Changes in 25.11.5
- slurmctld - Prevent crash when deleting the only node in the cluster which also belongs to an inactive reservation.
- Fix assoc corruption on account add race condition.
- slurmctld - Re-enforce accounting policy limits when updating a job's QOS/assoc/partition.
- Prevent double call to requeue logic when PrologSlurmctld fails leading to extra records in database.
- Fix backfill to honor partition OverSubscribe=EXCLUSIVE
- stepmgr - Avoid leaking MPI ports when jobs that use the stepmgr are allocated nonconsecutive ports.
- Fix always showing 0 for slurm_cpus_alloc, slurm_nodes_alloc and slurm_memory_alloc in the metrics/jobs endpoint.
- Fix BPF token support compilation on systems with glibc >= 2.36 by using <sys/mount.h> where available instead of <linux/mount.h>.
- Fix a regression in 25.11.0 that could cause bounded hang after hitting conmgr_max_connections.
- Fix Insufficient Size error in NVML library call for long gpu names.
- slurmctld - Correct race condition during reconfigure and creating new cluster in slurmdbd that could cause both daemons to deadlock.
- slurmctld - Reject all job submissions as reserved user or group nobody(99).
- sbatch,srun,salloc - Reject arg --uid=99.
- sbatch,srun,salloc - Reject arg --gid=99.
- Jobs that complete quickly will not be marked as runaway.
- Correctly identify whether a job is in the DB.
- slurmctld - Avoid possible race condition during shutdown that could cause a crash in the HTTP handling logic.
- slurmctld - Avoid race condition during shutdown that could cause a crash due to tree forwarding.
- slurmd - Avoid race condition during shutdown that could cause a crash due to tree forwarding.
- slurmstepd - Avoid race condition during shutdown that could cause a crash due to tree forwarding.
- srun - Avoid race condition during shutdown that could cause a crash due to tree forwarding.
- slurmdbd - Avoid race condition during shutdown that could cause a crash due to tree forwarding.
- Fix race condition with cgroups not migrating slurmd process quickly, which caused EBUSY errors on startup.
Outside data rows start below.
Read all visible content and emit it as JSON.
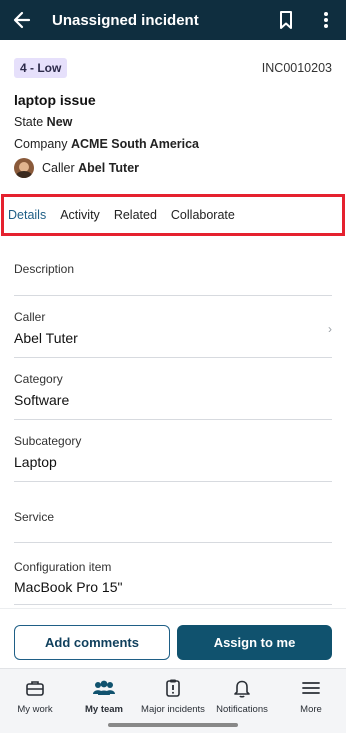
{
  "appbar": {
    "title": "Unassigned incident"
  },
  "incident": {
    "priority": "4 - Low",
    "number": "INC0010203",
    "title": "laptop issue",
    "state_label": "State",
    "state_value": "New",
    "company_label": "Company",
    "company_value": "ACME South America",
    "caller_label": "Caller",
    "caller_value": "Abel Tuter"
  },
  "tabs": [
    {
      "label": "Details",
      "active": true
    },
    {
      "label": "Activity"
    },
    {
      "label": "Related"
    },
    {
      "label": "Collaborate"
    }
  ],
  "fields": [
    {
      "label": "Description",
      "value": ""
    },
    {
      "label": "Caller",
      "value": "Abel Tuter"
    },
    {
      "label": "Category",
      "value": "Software"
    },
    {
      "label": "Subcategory",
      "value": "Laptop"
    },
    {
      "label": "Service",
      "value": ""
    },
    {
      "label": "Configuration item",
      "value": "MacBook Pro 15\""
    }
  ],
  "actions": {
    "add_comments": "Add comments",
    "assign_to_me": "Assign to me"
  },
  "bottom_nav": [
    {
      "label": "My work",
      "icon": "briefcase-icon"
    },
    {
      "label": "My team",
      "icon": "team-icon",
      "active": true
    },
    {
      "label": "Major incidents",
      "icon": "clipboard-alert-icon"
    },
    {
      "label": "Notifications",
      "icon": "bell-icon"
    },
    {
      "label": "More",
      "icon": "menu-icon"
    }
  ],
  "colors": {
    "header_bg": "#0f2e3f",
    "accent": "#10526e",
    "highlight": "#e5212f",
    "priority_badge_bg": "#e6e0fb"
  }
}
- Fix slurmd reconfigure failure with cgroup/v2.
- Fix a regression added in 25.05.0 concerning how the slurmctld inherits /run/slurmctld/sack.socket when using AuthType=auth/slurm to prevent clients that connected during a reconfigure from hanging indefinitely.
- slurmctld - Wait for forwarding threads to complete before shutdown to avoid crashing due to NULL dereferences or using unloaded plugins.
- Avoid failure for spank options that do not require arguments.
- Allow archive load of qos_usage tables
- namespace/linux - fix memory leak in slurmstepd when namespace_p_recv_stepd() fails.
- namespace/linux - Fix potential crash on failure if mmap() or sem_init() fails during namespace construction.
- namespace/linux - fix unlikely error that could cause sigkill to be sent to a job during shutdown.
- namespace/linux - fix failure to detect namespace setup problems when launching a job.
- Fix slurmctld crash when querying the metrics endpoint after a partition is deleted with finished jobs still present.
- reservations - Fix creation with NodeCnt and Flags=IGNORE_JOBS failing when partition nodes are occupied.
- cons_tres - Prevent slurmctld SIGFPE during node selection.